Tracing is one of the hottest topics in observability and monitoring. There are myriad open-source projects, new startups, and entire conferences dedicated to it. But here’s the truth: While everyone building and maintaining software has heard of tracing, only a select few engineers are using it. In most cases, engineering effort and business resources would be better spent on traditional logging and metrics.
RELATED CONTENT: The APM Buyers Guide
So why is tracing a trending topic? One of the main reasons is vanity: showing transactions between services and visualizing them makes for good conference presentations and sales demos. At the core though, what people really want when they discuss tracing is context propagation: the ability to correlate the same request between the backend and frontend, between multiple services. I’m not saying this isn’t a valuable part of Tracing; I’m saying you can get one without the other.
To do Tracing properly requires creating a whole new observability stack. This new stack will easily be 10x more expensive than your existing logging and metrics solutions. It’s much more efficient to have a logline and throw in some key identifiers, than to format your data completely differently and make things exponentially more complex.
Developers should focus on getting more value out of metrics and logs, instead of worrying about tracing just because “the cool kids are doing it.” According to the recent report published by logz.io, 66% of respondents don’t do tracing at all while 73% are still using log management and analysis to gain observability.

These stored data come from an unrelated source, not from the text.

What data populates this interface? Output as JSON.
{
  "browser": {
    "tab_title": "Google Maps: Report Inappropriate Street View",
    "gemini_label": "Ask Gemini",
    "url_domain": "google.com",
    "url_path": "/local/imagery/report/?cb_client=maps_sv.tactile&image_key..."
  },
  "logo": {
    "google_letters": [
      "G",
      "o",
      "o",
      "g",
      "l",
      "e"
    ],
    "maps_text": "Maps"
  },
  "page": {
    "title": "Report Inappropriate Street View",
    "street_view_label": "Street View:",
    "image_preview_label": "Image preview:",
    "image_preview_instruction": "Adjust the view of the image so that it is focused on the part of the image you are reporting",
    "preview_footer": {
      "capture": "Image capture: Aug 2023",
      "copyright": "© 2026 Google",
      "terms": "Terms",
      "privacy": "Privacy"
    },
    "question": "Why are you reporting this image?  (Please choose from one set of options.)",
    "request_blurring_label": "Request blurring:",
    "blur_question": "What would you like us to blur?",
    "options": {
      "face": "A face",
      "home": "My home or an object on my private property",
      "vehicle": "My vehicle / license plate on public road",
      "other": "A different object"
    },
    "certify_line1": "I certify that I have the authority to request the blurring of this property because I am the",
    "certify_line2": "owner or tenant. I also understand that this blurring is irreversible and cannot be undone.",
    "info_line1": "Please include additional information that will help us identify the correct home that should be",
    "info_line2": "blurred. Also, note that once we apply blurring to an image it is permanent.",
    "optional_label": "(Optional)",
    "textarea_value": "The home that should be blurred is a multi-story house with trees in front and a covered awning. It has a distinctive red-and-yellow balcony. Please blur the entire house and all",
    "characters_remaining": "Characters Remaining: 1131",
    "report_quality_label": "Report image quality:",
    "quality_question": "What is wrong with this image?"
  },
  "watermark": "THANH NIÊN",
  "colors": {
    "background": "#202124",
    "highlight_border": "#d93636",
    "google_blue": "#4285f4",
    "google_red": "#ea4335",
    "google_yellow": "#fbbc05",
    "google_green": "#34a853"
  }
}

By the cool kids, of course, I mean companies like Uber and Pinterest. Similar to Kubernetes and serverless, these are all interesting technologies — but we are losing our ability to contextualize them. Not all companies have the resources of Google or Facebook. Not all companies have the same scale or face the same challenges. Some of the most popular websites in the world are still built using PHP and WordPress. If you want to be successful, it’s important to understand what your company actually needs to deliver a high-quality, reliable service. The problems being solved with tracing inside Pinterest and Uber… the majority of companies simply don’t have or care little about. At Observability Practitioner’s Summit, Suman Karumuri, a senior staff engineer, shared how at Slack a small team is the main consumer for tracing data. For most businesses, the questions are more straightforward, e.g. are 99% of my customers getting high-quality service? Which HTTP endpoints and requests are failing to meet performance targets? These kinds of questions can easily be answered by logs and metrics.
I’ll conclude by saying that most teams will get better ROI by effectively leveraging traditional logs and metrics over embracing a completely new and complex tracing approach. Simple improvements, such as making it easy to add and remove observability into your software and clearly defining what services need better observability in the first place, will make a world of difference.
The famous Google SRE book shows how they scaled their company focusing first and foremost on using a metrics aggregation solution known as borgmon (a Prometheus predecessor). If Google built a global spanning, highly-reliable infrastructure using nothing but traditional metrics — I’m betting you can too.